Turns out, the science of seismology got its start right here, in 1755, when Professor John Winthrop was awakened one morning by the “vehement agitation” of his bed. An earthquake had toppled the chimneys of Boston and broken the weather vane on Faneuil Hall. All the church steeples tilted to the side. Winthrop, professor of “natural philosophy,” decided to measure where the bricks from his chimney had landed and calculate their velocity. The next week, he gave a lecture on the subject in the college chapel.

“The causes of earthquakes are incessantly at work,” he told his listeners. “It may seem rather a wonder that we have no more earthquakes, rather than that we have so many.”

New England: maybe not so safe. 

Today is a day of celebration, a day to rejoice in what we have accomplished.…

But today is also a day of uncertainty… for everyone. Young or old, this year it has felt sometimes as if what we knew were falling down all around us.

The class of 2009 is graduating amidst a global financial crisis that few people—even at Harvard—saw coming. We’ve watched the collapse of the financial system ripple outwards, hitting the most vulnerable, leaving no place untouched. There are more problems, less money to address them.…

Sooner than most graduates, we’ve faced the realization that the world is unsteady, that so little of what we thought we could count on is guaranteed.

That’s what my friend from California understood already. He came from a place where they…think about what happens if you make a steeple of stones and they all come tumbling down. 

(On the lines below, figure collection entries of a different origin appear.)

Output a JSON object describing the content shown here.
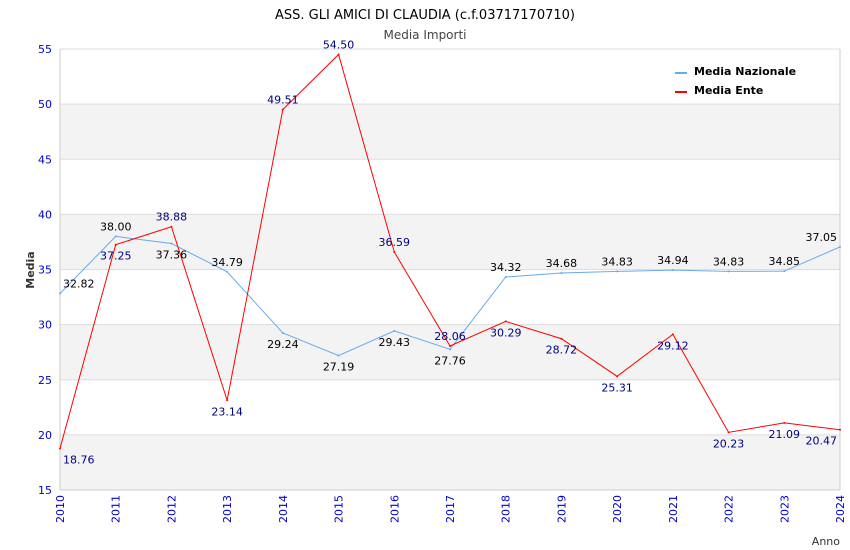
{
  "chart_data": {
    "type": "line",
    "title": "ASS. GLI AMICI DI CLAUDIA (c.f.03717170710)",
    "subtitle": "Media Importi",
    "xlabel": "Anno",
    "ylabel": "Media",
    "ylim": [
      15,
      55
    ],
    "yticks": [
      15,
      20,
      25,
      30,
      35,
      40,
      45,
      50,
      55
    ],
    "x": [
      2010,
      2011,
      2012,
      2013,
      2014,
      2015,
      2016,
      2017,
      2018,
      2019,
      2020,
      2021,
      2022,
      2023,
      2024
    ],
    "legend_position": "top-right",
    "series": [
      {
        "name": "Media Nazionale",
        "color": "#66aaee",
        "label_color": "#000000",
        "values": [
          32.82,
          38.0,
          37.36,
          34.79,
          29.24,
          27.19,
          29.43,
          27.76,
          34.32,
          34.68,
          34.83,
          34.94,
          34.83,
          34.85,
          37.05
        ]
      },
      {
        "name": "Media Ente",
        "color": "#ff0000",
        "label_color": "#000080",
        "values": [
          18.76,
          37.25,
          38.88,
          23.14,
          49.51,
          54.5,
          36.59,
          28.06,
          30.29,
          28.72,
          25.31,
          29.12,
          20.23,
          21.09,
          20.47
        ]
      }
    ]
  }
}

There weren’t enough people, over the last years, who looked at America’s financial system and said, “Whoa, guys—are we sure this is structurally sound?”

It’s not easy to be the person who asks that question. But if none of us ask, we see where we end up. 

We Harvard kids are good at working within systems of power.…Many of us graduating today will continue to live as we’ve lived in college: overworked, underslept, running on caffeine and the buzz of accomplishment. As we race against our deadlines—piling brick atop brick—we’ll have few incentives to question what we’re building. Speaking truth to power isn’t easy—especially when power is giving you a paycheck. That’s true whether you work for an investment bank, or a charity, or a university.

But we are building our futures on shaky ground. We can’t forget that. 

Sometimes it feels like a struggle just to keep doing what we’re doing every day. But that’s not enough. We have to take responsibility for the systems in which we live and work—however difficult these systems are to understand, whatever risks we have to take to critique them. 

Hardest of all is finding the courage to do this—to make the effort and build something right—knowing that it might not last. That no building is earthquake proof. 

This is the kind of courage Theodore Roethke describes in his poem “The Waking.” It’s a poem I turn to when I’m not feeling so brave. Roethke writes: 

God bless the Ground! I shall walk
 softly there,

And learn by going where I have to

This shaking keeps me steady. I
 should know.

What falls away is always. And is

As we go out today, on the many paths of our future, I have no advice, just these words, part prophecy, part prayer. This shaking keeps us steady. What falls away is always, and is near.